The Mather Hospital physician assistant — who during every shift at the Northwell hospital is caring for patients suffering from coronavirus — lost his dad Ulrich to the virus two weeks go. And now, his mom Helga is battling the virus.
Still, Zender is counting his blessings today. His 16-year-old son Matt — after 19 rounds of chemotherapy and 107 days in the hospital since his bone cancer diagnosis last June — had a PET scan and MRI last week that came back negative for cancer.
“Matt is the silver lining in all of this,” Zender said. “He has a couple of follow-up tests left, but he is essentially in remission.”
Furthermore, orthopedics gave Matt Zender, a junior on the fencing team at Sayville High School, the green light to begin rehabbing his right leg. His leg has remained immobile since he underwent limb preservation surgery at Stony Brook Children’s Hospital during the fall.
“Matt was able to bend his leg for the first time since last September,” said Zender, whose son is a triplet along with his siblings Christopher and Katie.
The other good news is that Mark Zender’s mom “seems to be doing fine,” he said.
At work in Port Jefferson, Zender is caring for coronavirus patients in a makeshift ICU unit.
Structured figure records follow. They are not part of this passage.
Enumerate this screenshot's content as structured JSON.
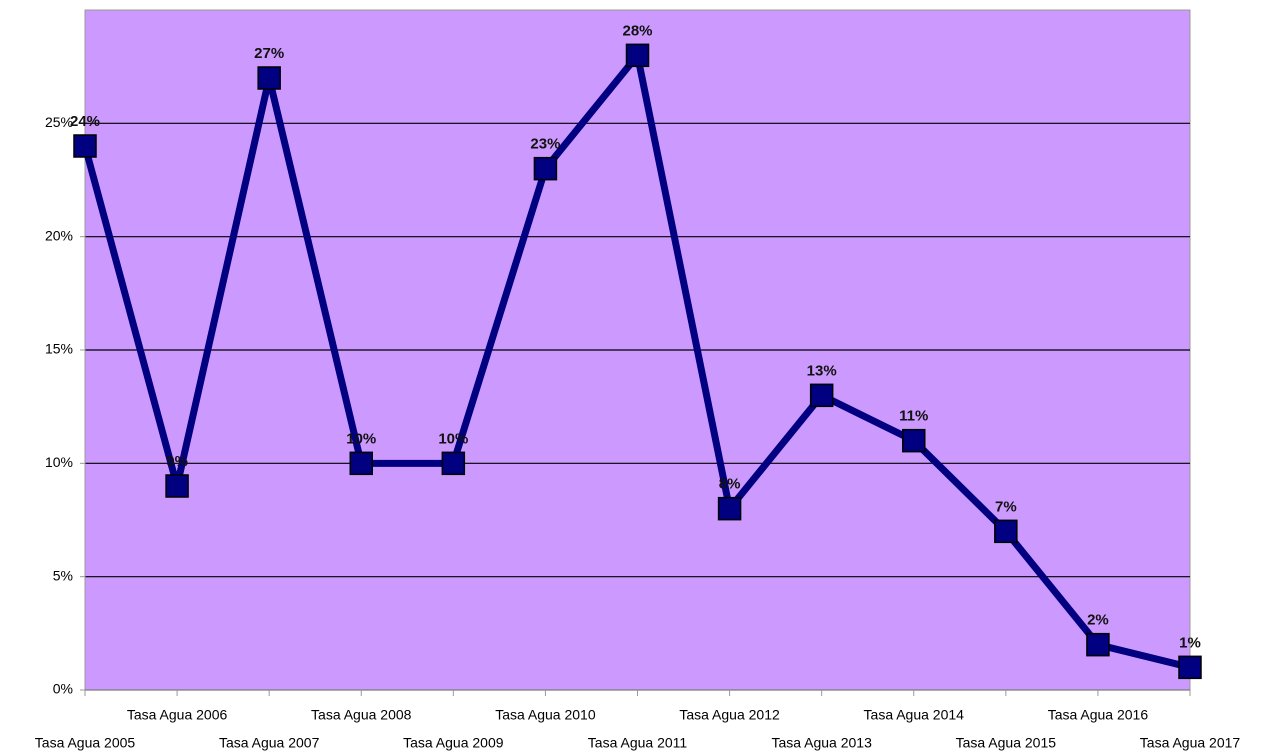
{
  "chart_data": {
    "type": "line",
    "categories": [
      "Tasa Agua 2005",
      "Tasa Agua 2006",
      "Tasa Agua 2007",
      "Tasa Agua 2008",
      "Tasa Agua 2009",
      "Tasa Agua 2010",
      "Tasa Agua 2011",
      "Tasa Agua 2012",
      "Tasa Agua 2013",
      "Tasa Agua 2014",
      "Tasa Agua 2015",
      "Tasa Agua 2016",
      "Tasa Agua 2017"
    ],
    "series": [
      {
        "color": "#000080",
        "values": [
          24,
          9,
          27,
          10,
          10,
          23,
          28,
          8,
          13,
          11,
          7,
          2,
          1
        ],
        "value_labels": [
          "24%",
          "9%",
          "27%",
          "10%",
          "10%",
          "23%",
          "28%",
          "8%",
          "13%",
          "11%",
          "7%",
          "2%",
          "1%"
        ]
      }
    ],
    "ylim": [
      0,
      30
    ],
    "yticks": [
      {
        "value": 0,
        "label": "0%"
      },
      {
        "value": 5,
        "label": "5%"
      },
      {
        "value": 10,
        "label": "10%"
      },
      {
        "value": 15,
        "label": "15%"
      },
      {
        "value": 20,
        "label": "20%"
      },
      {
        "value": 25,
        "label": "25%"
      }
    ],
    "grid": true,
    "background": "#cc99ff"
  }
}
He said the hospital has many coronavirus patients being kept alive on ventilators — and that each one of them would be “one of our sickest patients on a typical day.”
“The roller coaster of emotions includes taking care of patients and updating families who are on life support with the same illness that my father succumbed to,” Zender said, “holding their hands and wondering if anyone held Dad’s hand as he passed.”
Zender recalled how excruciatingly difficult it was to get updates on his father’s condition, while noting how important it is for him to return calls from relatives of his patients to give them updates.
“Losing Dad early in the pandemic definitely made caring for COVID patients more poignant and personal,” he said.
Ulrich Zender, who died 78 two weeks before his 50th wedding anniversary, emigrated to the United States from Germany at 23. He owned a bakery and “loved his family, friends, sports (especially soccer), animals, good jokes and his homeland Germany,” Mark Zender said.
“He was a kind, generous and gentle man who liked everyone he met,” Zender wrote in a March 29 Facebook post. “Our biggest heartache is that, due to no visitors allowed, he died alone in the hospital with only a brief video conference with us to say ‘goodbye.'”
Because of the pandemic, a wake and funeral mass were not held. A memorial mass will be held when the pandemic passes, Zender said.